The traditional workplace is transforming, and fast. Huge technological advances, the move away from the conventional 9 to 5 as well as other working habits and outsourcing work to international freelancers are all contributing to a mass disruption in the job market. Daily reports of machines taking over our jobs, driving our cars and becoming our companions and carers capture the attention of the media and the imagination of the public at large.
Many of us worry that in less than a decade our jobs will become automated, taken over by artificial intelligence, or outsourced for a much cheaper fee to the globalised job market. In many working environments, machines are already conducting basic tasks such as data mining and writing press releases. In coming years, technology is sure to encompass more human jobs, but how much of that should we really worry about?
There is no question that machines have replaced many traditionally-human work activities. Jobs that used to take up to several days can now be completed in minutes – and more accurately - due to huge leaps in artificial intelligence (AI). The implications of this, however, are not all negative.
For a start, many of these now-automated tasks are repetitive and boring, requiring minimal human brain power. The income of AI has freed up more time to allow employees to concentrate on more challenging and rewarding tasks, such as interacting with clients. Further, and more significantly, machines cannot do everything. The automation age, however progressed it becomes, will also require a range of human skills, from technological expertise to social capabilities. Relieving the workforce of more mundane tasks is allowing us more time to concentrate on what we are really good at as humans – emotional intelligence, creativity and problem-solving. In other words: skills that can’t be replicated by a machine.
And of course, this is key in a world where human attributed skills are becoming more important than ever. Honing and nurturing these ‘human' skills is vital to future-proofing your job.
The Future of Jobs Report identified ten key skills needed to thrive in tomorrow’s job market. Amongst problem-solving and critical thinking, one of these included coordinating with others or collaboration. Our ability to connect with others; to harness the power of combined minds that each work distinctively, is unique to our human capability. The breakdown of silo mentalities is not only key but vital in a digital age that is defined by speed and collaboration. Bold new approaches are necessary to drive large-scale innovation and these can only be achieved through an emphasis on collaboration and the exchange of knowledge in cross-functional teams. Working with new people from different sectors is a great way to breathe innovative ideas into old ways.
Creativity is also key to increasing our chances of success. Those who can spot new opportunities and innovate, especially in a world where things change so fast, are likely to do well. Digitisation places a premium on creativity and initiative because computers can’t readily replicate these skills. Thinking about those capabilities core to the human experience, such as analytic skills, creative skills, self-presentation and being able to connect with others and persuade is crucial to maintaining success in the digital world.
The ability to adapt and actively seek out new knowledge is another must in our changing world. Curiosity and a focus on constant learning is key, skills that aren't updated become out of date quickly. It’s no longer good enough to rely on traditional ways of doing things, or to work according to what you learnt when first starting out. We all need to develop new skill sets and potentially undertake further training and achieve additional credentials.
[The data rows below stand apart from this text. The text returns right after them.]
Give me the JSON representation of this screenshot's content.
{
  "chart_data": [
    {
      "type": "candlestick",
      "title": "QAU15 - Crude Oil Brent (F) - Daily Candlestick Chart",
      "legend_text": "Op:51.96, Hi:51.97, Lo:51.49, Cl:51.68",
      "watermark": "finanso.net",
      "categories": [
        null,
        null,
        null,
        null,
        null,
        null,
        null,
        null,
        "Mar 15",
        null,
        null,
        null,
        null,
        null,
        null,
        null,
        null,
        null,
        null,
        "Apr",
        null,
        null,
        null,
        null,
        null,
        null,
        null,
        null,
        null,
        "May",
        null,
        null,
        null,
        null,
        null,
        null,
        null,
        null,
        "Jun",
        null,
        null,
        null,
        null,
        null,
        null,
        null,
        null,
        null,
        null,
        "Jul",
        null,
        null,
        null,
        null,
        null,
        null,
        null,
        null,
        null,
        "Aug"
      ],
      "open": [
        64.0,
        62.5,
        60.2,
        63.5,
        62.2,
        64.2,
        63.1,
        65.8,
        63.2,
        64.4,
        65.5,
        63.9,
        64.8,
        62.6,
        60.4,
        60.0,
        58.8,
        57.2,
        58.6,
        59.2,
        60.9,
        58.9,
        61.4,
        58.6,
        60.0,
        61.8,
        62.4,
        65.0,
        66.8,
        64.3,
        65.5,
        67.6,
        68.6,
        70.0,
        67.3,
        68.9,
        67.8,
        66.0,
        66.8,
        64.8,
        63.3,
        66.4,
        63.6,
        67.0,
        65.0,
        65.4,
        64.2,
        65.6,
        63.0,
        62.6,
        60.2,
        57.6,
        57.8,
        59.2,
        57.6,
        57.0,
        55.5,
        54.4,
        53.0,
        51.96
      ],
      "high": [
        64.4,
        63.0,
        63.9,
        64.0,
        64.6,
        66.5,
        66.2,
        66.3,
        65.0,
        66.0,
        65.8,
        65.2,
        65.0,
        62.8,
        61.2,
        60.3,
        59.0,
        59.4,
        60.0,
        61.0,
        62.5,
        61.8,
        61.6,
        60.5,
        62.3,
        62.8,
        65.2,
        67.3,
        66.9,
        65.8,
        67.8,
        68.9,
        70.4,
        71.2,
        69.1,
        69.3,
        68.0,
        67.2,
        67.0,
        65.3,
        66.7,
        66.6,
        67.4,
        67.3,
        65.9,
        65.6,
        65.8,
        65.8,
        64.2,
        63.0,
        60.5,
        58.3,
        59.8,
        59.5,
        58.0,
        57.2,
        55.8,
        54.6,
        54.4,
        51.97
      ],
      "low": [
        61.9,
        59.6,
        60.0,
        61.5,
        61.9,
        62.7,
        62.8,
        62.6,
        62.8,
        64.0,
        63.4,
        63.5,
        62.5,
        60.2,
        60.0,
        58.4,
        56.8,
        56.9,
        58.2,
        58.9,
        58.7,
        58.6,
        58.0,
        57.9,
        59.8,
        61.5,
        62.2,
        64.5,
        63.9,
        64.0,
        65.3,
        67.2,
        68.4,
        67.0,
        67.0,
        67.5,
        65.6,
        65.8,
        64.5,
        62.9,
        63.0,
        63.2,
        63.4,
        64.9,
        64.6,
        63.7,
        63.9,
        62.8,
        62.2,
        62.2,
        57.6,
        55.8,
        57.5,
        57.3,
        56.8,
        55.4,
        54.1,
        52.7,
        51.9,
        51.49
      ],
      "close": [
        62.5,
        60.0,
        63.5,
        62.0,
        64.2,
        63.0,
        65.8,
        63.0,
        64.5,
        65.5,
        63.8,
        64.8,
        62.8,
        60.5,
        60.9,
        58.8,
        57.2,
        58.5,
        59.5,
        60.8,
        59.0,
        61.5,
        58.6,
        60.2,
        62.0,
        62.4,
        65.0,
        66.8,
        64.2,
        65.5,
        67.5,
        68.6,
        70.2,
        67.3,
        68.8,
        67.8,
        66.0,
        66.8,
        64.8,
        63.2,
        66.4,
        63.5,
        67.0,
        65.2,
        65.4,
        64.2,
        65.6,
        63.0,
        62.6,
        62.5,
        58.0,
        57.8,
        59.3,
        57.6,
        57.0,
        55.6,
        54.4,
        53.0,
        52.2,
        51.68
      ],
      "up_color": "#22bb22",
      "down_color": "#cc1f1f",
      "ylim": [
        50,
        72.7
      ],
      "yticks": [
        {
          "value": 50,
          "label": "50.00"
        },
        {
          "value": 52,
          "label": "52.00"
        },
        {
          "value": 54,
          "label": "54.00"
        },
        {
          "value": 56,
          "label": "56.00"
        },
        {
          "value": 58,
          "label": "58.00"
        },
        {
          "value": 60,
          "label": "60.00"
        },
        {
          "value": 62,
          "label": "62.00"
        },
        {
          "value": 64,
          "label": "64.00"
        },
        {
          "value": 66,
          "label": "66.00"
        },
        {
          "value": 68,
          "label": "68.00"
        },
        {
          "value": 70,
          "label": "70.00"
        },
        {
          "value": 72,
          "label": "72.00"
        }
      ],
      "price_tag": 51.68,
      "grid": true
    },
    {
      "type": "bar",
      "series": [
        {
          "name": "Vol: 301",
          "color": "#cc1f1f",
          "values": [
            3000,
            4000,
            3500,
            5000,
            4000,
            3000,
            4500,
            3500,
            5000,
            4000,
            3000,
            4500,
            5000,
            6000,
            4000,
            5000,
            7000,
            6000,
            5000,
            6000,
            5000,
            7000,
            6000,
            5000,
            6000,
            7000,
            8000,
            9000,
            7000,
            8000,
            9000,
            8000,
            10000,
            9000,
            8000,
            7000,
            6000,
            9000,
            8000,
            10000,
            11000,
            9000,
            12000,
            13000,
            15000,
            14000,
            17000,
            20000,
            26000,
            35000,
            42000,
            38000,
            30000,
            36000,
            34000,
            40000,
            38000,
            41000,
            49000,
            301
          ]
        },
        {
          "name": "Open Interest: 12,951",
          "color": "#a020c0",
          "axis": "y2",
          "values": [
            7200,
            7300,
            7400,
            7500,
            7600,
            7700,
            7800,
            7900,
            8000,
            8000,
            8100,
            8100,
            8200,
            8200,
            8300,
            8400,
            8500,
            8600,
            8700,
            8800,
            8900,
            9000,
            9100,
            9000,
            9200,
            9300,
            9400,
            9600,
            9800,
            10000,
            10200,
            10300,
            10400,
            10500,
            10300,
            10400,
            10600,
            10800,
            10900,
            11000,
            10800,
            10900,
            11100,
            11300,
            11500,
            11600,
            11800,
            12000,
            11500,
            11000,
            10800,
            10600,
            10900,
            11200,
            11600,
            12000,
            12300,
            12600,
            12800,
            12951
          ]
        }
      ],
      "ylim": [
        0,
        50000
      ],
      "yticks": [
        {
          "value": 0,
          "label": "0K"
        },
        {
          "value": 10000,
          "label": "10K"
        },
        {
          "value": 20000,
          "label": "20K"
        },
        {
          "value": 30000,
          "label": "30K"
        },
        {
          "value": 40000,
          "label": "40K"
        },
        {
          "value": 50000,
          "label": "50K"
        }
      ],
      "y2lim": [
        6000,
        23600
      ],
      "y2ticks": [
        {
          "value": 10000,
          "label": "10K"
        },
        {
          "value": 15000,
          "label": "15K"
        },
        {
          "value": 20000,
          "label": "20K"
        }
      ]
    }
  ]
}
At the core of this is being technically able. A large percentage of occupations now include many work activities that are automatised. Last year, McKinsey research suggested that 70 percent of the job activities in 20 percent of occupations in the US could be automated if companies adapted currently available technologies. Furthermore, ‘virtual teams’ and virtual communication is happening more and more. Meaning, we will see an increased amount of people working alongside machines. In order to embrace the digital world, we must all – not just those with a technical degree - become more digitally savvy. There are plenty of courses, many free ones included, to update your tech skills and prepare yourself in the digital age.
Technology is also fuelling the decline of the 9 to 5. Cloud-based services and collaboration tools, for example, are allowing employees to work remotely and therefore more flexibly. As the cost of such technology continues to reduce, the number of flexible workers is expected to rise further. This, combined with a third of employees favouring flexibility over a pay rise has seen a mass increase in companies offering flexibility to attract and retain talent. Increased flexibility is expected to see a huge boost in productivity, which in turn, could see a decrease in working hours.
Above everything, taking your job into your own hands and riding the changes is vital. The chances are, your job won’t be the same as it is now in ten years’ time. You must be prepared to adapt and mould to the ongoing changes – equip yourself with the correct skills and embrace the change. Exciting times lie ahead; the future looks bright!